Giraron al llegar al extremo y continuaron por el lateral de la estancia.

– ¡Vaya! -Exclamó Hannah-. Ahí están los duques de Moreland. ¿Le apetece que los saludemos?

El duque era primo del señor Huxtable, el que se parecía tanto a él. De hecho, podrían pasar fácilmente por hermanos.

– Parece que no nos queda otra -lo oyó murmurar mientras lo instaba a acercarse a la pareja.

Los duques se mostraron muy amables con ella, pero muy fríos con él. Hannah creyó recordar que había algún tipo de distanciamiento entre los primos. Sin embargo, se contuvo antes de censurarlos por haber discutido aun siendo familia. Al fin y al cabo, sería como si la sartén le dijera al cazo que se apartara para no tiznarla…

Su primera impresión había sido acertada. El duque era el más guapo de los dos.

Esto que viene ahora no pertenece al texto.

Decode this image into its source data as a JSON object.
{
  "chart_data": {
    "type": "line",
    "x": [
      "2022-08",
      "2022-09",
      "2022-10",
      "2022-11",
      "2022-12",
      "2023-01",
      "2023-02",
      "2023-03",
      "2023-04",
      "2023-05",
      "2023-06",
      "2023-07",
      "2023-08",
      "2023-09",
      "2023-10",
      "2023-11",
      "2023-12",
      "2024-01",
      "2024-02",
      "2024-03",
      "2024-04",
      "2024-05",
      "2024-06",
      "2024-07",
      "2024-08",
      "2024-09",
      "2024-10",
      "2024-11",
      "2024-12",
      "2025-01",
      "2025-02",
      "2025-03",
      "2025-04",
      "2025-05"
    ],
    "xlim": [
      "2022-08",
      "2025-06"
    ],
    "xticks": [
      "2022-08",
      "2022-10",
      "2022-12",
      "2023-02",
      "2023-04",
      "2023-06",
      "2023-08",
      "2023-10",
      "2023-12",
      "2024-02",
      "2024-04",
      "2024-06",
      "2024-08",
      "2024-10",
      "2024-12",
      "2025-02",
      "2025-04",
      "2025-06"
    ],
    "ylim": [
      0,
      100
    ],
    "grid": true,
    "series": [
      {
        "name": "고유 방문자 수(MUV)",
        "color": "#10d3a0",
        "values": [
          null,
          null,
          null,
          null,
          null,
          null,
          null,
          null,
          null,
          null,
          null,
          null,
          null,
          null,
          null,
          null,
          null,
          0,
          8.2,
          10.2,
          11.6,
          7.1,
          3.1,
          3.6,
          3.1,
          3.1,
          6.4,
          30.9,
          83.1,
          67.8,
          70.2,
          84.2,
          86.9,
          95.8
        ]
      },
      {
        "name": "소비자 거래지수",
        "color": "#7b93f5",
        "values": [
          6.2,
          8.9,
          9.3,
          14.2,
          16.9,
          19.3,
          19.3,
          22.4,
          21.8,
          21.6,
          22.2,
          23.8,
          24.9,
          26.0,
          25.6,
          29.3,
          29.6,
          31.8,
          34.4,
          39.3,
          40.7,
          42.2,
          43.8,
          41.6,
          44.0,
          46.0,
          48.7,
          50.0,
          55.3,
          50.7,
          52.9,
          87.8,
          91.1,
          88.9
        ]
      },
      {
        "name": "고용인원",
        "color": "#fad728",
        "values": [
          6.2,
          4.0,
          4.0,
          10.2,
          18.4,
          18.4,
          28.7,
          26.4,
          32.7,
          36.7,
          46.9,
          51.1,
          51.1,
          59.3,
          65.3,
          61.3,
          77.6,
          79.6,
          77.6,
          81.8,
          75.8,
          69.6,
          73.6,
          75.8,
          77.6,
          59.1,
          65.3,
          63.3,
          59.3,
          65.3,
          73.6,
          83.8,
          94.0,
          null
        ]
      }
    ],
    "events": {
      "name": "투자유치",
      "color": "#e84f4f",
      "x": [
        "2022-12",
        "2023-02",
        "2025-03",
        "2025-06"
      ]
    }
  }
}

Sus rasgos tenían una perfección clásica y contaba con el sorprendente azul de unos ojos que a priori se esperaban castaños. Sin embargo, el señor Huxtable era el más atractivo. En su opinión, por supuesto, lo que era perfecto, teniendo en cuenta que el duque estaba casado.

– El señor Huxtable y yo vamos a ocupar nuestros asientos -dijo Hannah antes de que la situación se volviera más tensa todavía-. Estoy cansada después de pasar tanto rato de pie.

Todos se despidieron con sonrisas y gestos de cabeza, y el señor Huxtable la llevó hasta una silla situada en el centro de la cuarta fila.

– No es muy prometedor que a una bailarina le duelan los pies por no haberse sentado durante una hora.

– ¿Me ha oído usted decir que sea una bailarina? -replicó ella-. ¿Por qué está enfadado con el duque de Moreland?

– A riesgo de parecer descortés, duquesa -respondió-, me siento obligado a decirle que no es de su incumbencia.

Hannah suspiró.

– Pero sí que lo es. O lo será. Insistiré en conocer todo lo referido a su persona.